Cases raising the issue of how much evidence is required to support an insanity defense appear regularly in Indiana criminal courts, said Indiana deputy attorney general Steve Creason. The especially difficult cases, particularly those where a trial judge or jury found the defendant was not insane, come before the state’s appellate courts every couple of years.
But Kahler v. Kansas, 18-6135, could offer some guidance. That case, which is scheduled for oral arguments before the U.S. Supreme Court Oct. 7, will examine whether the elimination of the insanity defense violates the Eighth and 14th amendments of the Constitution.
“What the U.S. Supreme Court says about insanity defense and its history might very well affect how our court, and the justices on it, approach these questions,” Creason said.
Creason made his observations Wednesday at a panel discussion hosted by the Indianapolis Lawyers Chapter of the Federalist Society for Law and Public Policy Studies. The panel, which included Indiana Justices Mark Massa and Geoffrey Slaughter plus Indiana Solicitor General Thomas Fisher, reviewed some select opinions issued by the Indiana Supreme Court last term. Faegre Baker Daniels partner Brian Paul moderated the discussion.
The insanity defense case that Creason highlighted was Barcroft v. Indiana, 18S-CR-135.
Lori Barcroft was found guilty but mental ill in the shooting death of Southport pastor Jaman Iseminger. The Indiana Court of Appeals reversed, citing Galloway v. State, 938 N.E.2d 669 (Ind. 2010), on the grounds that the trial court relied on demeanor evidence which was of no probative value in light of Barcroft’s history of mental illness and the conclusions of three experts who found she could not appreciate the wrongfulness of her actions.
A split Indiana Supreme Court found the demeanor evidence was ample and supported the guilty but mentally ill conviction. The majority opinion, written by Massa, held that Barcroft’s actions before, during and after the crime, along with the flawed expert testimony and lack of a well-documented history of mental illness, was more than sufficient to support the rejection of her insanity defense.

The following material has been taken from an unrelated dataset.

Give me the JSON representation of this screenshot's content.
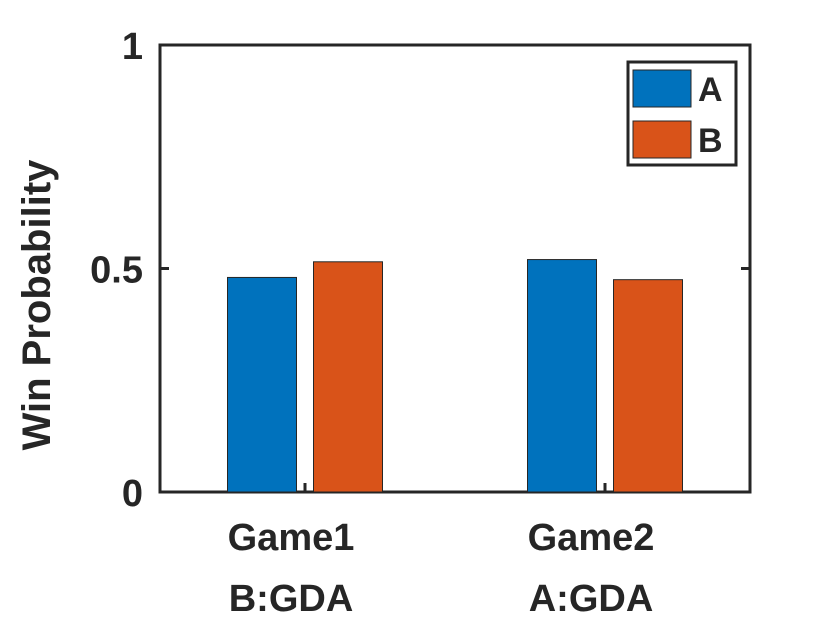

Justice Christopher Goff dissented, joined by Justice Geoffrey Slaughter.
Goff saw the court as retreating from the stance taken in Galloway which asserted “demeanor evidence must be considered as a whole, in relation to all the other evidence.” Also, he viewed Barcroft’s actions at the time of the shooting in addition to the evidence of her mental illness and the experts’ testimony as all supporting her insanity defense.
Creason views the dissent as also looking at the role the insanity defense plays in our jurisprudence. This, he said, relates to the issue at the center of Kahler, which is whether insanity is a fundamental principle of law.

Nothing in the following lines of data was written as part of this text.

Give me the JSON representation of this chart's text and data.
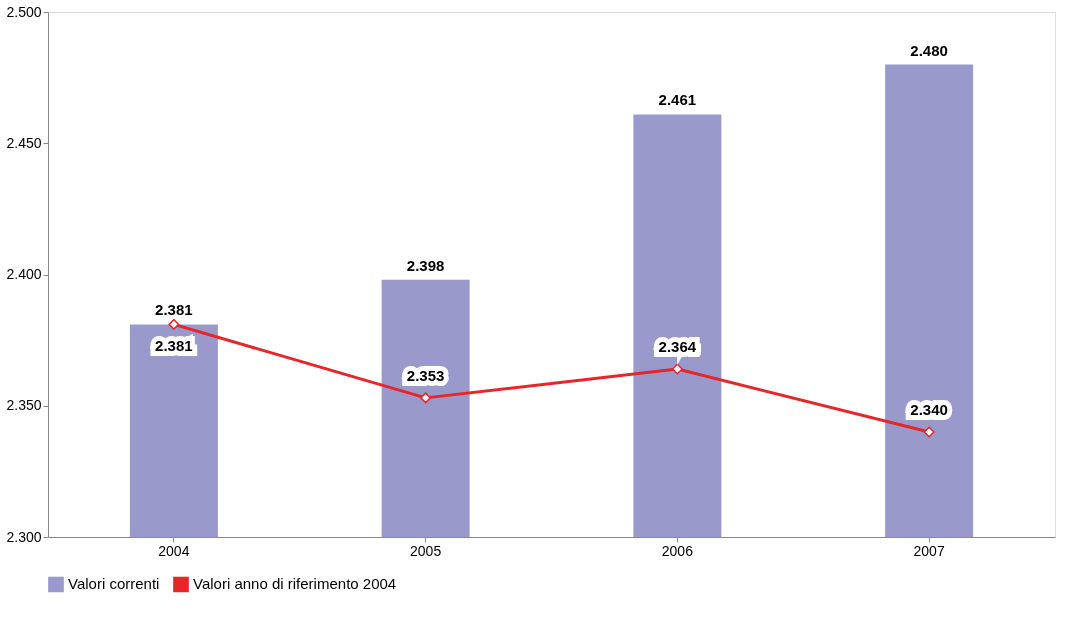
{
  "chart_data": {
    "type": "bar",
    "categories": [
      "2004",
      "2005",
      "2006",
      "2007"
    ],
    "series": [
      {
        "name": "Valori correnti",
        "color": "#9999cc",
        "values": [
          2381,
          2398,
          2461,
          2480
        ],
        "value_labels": [
          "2.381",
          "2.398",
          "2.461",
          "2.480"
        ]
      },
      {
        "name": "Valori anno di riferimento 2004",
        "type": "line",
        "color": "#e8262a",
        "marker": "diamond",
        "values": [
          2381,
          2353,
          2364,
          2340
        ],
        "value_labels": [
          "2.381",
          "2.353",
          "2.364",
          "2.340"
        ]
      }
    ],
    "ylim": [
      2300,
      2500
    ],
    "yticks": [
      {
        "value": 2300,
        "label": "2.300"
      },
      {
        "value": 2350,
        "label": "2.350"
      },
      {
        "value": 2400,
        "label": "2.400"
      },
      {
        "value": 2450,
        "label": "2.450"
      },
      {
        "value": 2500,
        "label": "2.500"
      }
    ],
    "grid": false,
    "legend": "bottom"
  }
}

Kansas is one of four states that has legislatively abolished the insanity defense. Evidence of insanity is not barred but, according to the Sunflower State, the evidence of mental disease or defect must be channeled into the mens rea element of the crime.

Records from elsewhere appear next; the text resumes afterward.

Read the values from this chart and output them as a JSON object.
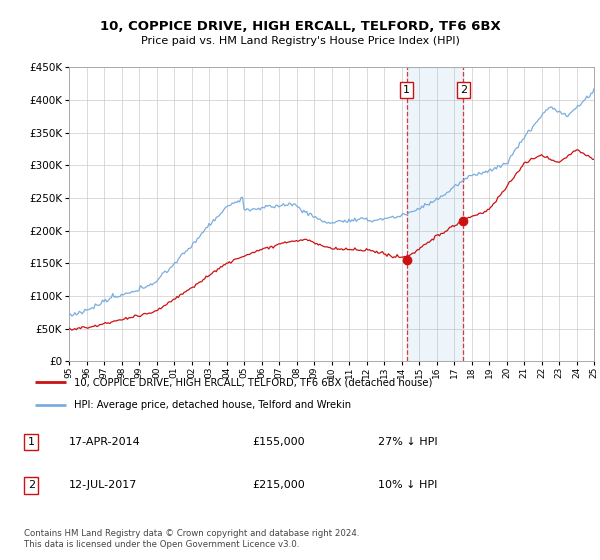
{
  "title": "10, COPPICE DRIVE, HIGH ERCALL, TELFORD, TF6 6BX",
  "subtitle": "Price paid vs. HM Land Registry's House Price Index (HPI)",
  "legend_line1": "10, COPPICE DRIVE, HIGH ERCALL, TELFORD, TF6 6BX (detached house)",
  "legend_line2": "HPI: Average price, detached house, Telford and Wrekin",
  "transaction1_date": "17-APR-2014",
  "transaction1_price": "£155,000",
  "transaction1_hpi": "27% ↓ HPI",
  "transaction2_date": "12-JUL-2017",
  "transaction2_price": "£215,000",
  "transaction2_hpi": "10% ↓ HPI",
  "footer": "Contains HM Land Registry data © Crown copyright and database right 2024.\nThis data is licensed under the Open Government Licence v3.0.",
  "ylim": [
    0,
    450000
  ],
  "yticks": [
    0,
    50000,
    100000,
    150000,
    200000,
    250000,
    300000,
    350000,
    400000,
    450000
  ],
  "ytick_labels": [
    "£0",
    "£50K",
    "£100K",
    "£150K",
    "£200K",
    "£250K",
    "£300K",
    "£350K",
    "£400K",
    "£450K"
  ],
  "hpi_color": "#7aadde",
  "price_color": "#cc1111",
  "transaction1_year": 2014.29,
  "transaction2_year": 2017.53,
  "marker1_value": 155000,
  "marker2_value": 215000,
  "background_color": "#ffffff",
  "grid_color": "#cccccc",
  "xlabel_years": [
    "95",
    "96",
    "97",
    "98",
    "99",
    "00",
    "01",
    "02",
    "03",
    "04",
    "05",
    "06",
    "07",
    "08",
    "09",
    "10",
    "11",
    "12",
    "13",
    "14",
    "15",
    "16",
    "17",
    "18",
    "19",
    "20",
    "21",
    "22",
    "23",
    "24",
    "25"
  ]
}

Indiana has joined 15 other states in an amicus brief supporting Kansas. They argue the Constitution does not require states to provide any insanity defense to criminal liability.
In their brief, the states asserted, “While the Court has considered issues of moral culpability to be relevant to the punishments for certain classes of criminals, those moral culpability cases do not draw into doubt the legitimate, predicate power of the States to convict and impose some punishment on those who commit crimes despite their reduced moral capacity.”